A Yellowbrick table may be sorted on one column or clustered on multiple columns (up to four). You cannot specify a sort column and cluster columns on the same table. After specifying one of these options, you cannot change the specification without dropping and re-creating the table.

A table that is sorted on one column facilitates the skipping of blocks when tables are scanned and the sorted column is restricted in the query.

A table that is clustered on multiple columns facilitates the skipping of blocks when tables are scanned and two or more cluster columns are restricted in the query.

You cannot sort or cluster on encrypted columns.

Note: Capacity expansion (adding blades to the cluster) results in table rows being rewritten and redistributed on the storage system. If any manual ordering was applied to the data before the expansion, there is no guarantee that the data will remain sorted in that order. In turn any query performance advantage associated with that order will be lost (such as skipping blocks during scans).

Sort Column

You can define a sort column for a Yellowbrick table. The SORT ON (column) clause names a single column to sort on before data is stored on the media. For example:
create table team
(teamid smallint, htid smallint, atid smallint, name varchar(30), nickname varchar(20), city varchar(20), stadium varchar(50), capacity int) 
distribute on (teamid)
sort on (city);

Clustered Tables

You can define up to four cluster columns for a Yellowbrick table. The CLUSTER ON (column, column, ...) clause names multiple columns to cluster on before data is stored on the media. For example:
create table team
(teamid smallint, htid smallint, atid smallint, name varchar(30), nickname varchar(20), city varchar(20), stadium varchar(50), capacity int) 
distribute on (teamid)
cluster on (name, nickname, city);

A clustered table maintains an internal map that organizes data as a set of points across the dimensions that are defined as cluster columns. This map optimizes query performance because the optimizer can skip the blocks of data that do not qualify for multiple restrictions. One pass over the data is sufficient to find the intersection of rows that meet the WHERE clause criteria, and a large amount of data in the base table can be eliminated very early in the query plan.
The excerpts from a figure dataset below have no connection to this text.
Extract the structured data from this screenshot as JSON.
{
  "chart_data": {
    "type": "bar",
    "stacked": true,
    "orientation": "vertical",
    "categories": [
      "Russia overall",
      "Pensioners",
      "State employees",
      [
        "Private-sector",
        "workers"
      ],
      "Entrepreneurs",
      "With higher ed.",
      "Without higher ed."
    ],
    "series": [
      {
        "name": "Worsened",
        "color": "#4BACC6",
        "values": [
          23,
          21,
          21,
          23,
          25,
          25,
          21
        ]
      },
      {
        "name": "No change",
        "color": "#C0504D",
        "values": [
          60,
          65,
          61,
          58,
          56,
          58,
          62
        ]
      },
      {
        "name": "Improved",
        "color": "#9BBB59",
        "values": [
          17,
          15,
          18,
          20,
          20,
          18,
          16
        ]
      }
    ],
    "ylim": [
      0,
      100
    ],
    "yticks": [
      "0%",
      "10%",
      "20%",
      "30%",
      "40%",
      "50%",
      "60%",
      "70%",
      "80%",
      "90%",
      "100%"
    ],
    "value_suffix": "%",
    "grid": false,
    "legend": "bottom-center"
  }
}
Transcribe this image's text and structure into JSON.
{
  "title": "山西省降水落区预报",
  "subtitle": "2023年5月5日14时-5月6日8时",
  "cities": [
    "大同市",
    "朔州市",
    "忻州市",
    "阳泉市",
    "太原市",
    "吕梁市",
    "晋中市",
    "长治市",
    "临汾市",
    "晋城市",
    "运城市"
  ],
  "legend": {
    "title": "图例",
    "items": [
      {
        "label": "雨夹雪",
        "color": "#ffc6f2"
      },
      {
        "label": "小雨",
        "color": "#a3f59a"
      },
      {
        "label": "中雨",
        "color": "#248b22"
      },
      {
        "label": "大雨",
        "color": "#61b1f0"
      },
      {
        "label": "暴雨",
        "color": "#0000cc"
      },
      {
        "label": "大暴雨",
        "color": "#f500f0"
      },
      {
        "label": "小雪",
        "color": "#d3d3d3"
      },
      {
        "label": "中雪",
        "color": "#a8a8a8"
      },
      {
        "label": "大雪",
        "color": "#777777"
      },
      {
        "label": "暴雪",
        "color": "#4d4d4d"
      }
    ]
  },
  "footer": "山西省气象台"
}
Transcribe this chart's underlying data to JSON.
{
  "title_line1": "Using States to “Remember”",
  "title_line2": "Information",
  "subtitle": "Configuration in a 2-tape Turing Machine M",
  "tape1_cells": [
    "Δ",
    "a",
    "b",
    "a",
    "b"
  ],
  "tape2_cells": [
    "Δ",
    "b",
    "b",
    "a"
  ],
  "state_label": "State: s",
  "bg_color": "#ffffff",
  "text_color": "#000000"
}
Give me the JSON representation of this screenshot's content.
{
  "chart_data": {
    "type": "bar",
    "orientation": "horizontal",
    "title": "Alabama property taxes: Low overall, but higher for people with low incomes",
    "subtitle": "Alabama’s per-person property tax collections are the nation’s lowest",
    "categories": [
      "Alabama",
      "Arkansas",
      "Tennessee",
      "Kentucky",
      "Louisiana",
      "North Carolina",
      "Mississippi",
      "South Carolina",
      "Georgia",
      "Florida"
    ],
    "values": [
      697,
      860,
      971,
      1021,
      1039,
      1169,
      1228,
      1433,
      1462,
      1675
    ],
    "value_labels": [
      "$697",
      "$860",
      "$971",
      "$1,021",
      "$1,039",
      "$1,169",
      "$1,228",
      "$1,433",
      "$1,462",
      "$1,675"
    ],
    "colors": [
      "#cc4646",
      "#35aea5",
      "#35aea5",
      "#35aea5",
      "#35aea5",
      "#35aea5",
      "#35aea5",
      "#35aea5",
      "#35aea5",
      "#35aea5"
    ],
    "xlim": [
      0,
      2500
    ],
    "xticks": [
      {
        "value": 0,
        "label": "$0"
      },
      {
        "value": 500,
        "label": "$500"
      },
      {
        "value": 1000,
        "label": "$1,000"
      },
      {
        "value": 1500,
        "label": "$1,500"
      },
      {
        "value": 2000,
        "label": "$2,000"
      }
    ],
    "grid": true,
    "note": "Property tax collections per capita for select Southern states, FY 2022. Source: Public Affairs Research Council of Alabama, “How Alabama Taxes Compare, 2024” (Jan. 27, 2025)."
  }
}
Note: Capacity expansion results in table rows being rewritten and redistributed on the storage system. If any manual ordering was applied to the data before the expansion, there is no guarantee that the data will remain sorted in that order. In turn any query performance advantage associated with that order will be lost.

When doing capacity expansion, we order the shards by the timestamps they were loaded and rewrite a batch (~8 shards to maximize drives b/w) at a time trying to preserve data temporal locality.

However, for rows within those batch of shards, their ordering in the newly rewritten shards will be random as we select from those shards in parallel. In the case of TM, they also need ordering on the org_id column which is done by resorting data by org_id at the end of each day. That ordering will likely be lost in the rewrite process if there are multiple unique org_ids in a batch of shards to rewrite. As a result, a given org_id will be scattered in multiple shards after rewrite which reduces skipping efficiency.

The restoring at the end of each day is user imposed ordering which is unknown to the YB system. YBD supports user define ordering in table DDL by using "SORT ON" and "PARTITION BY".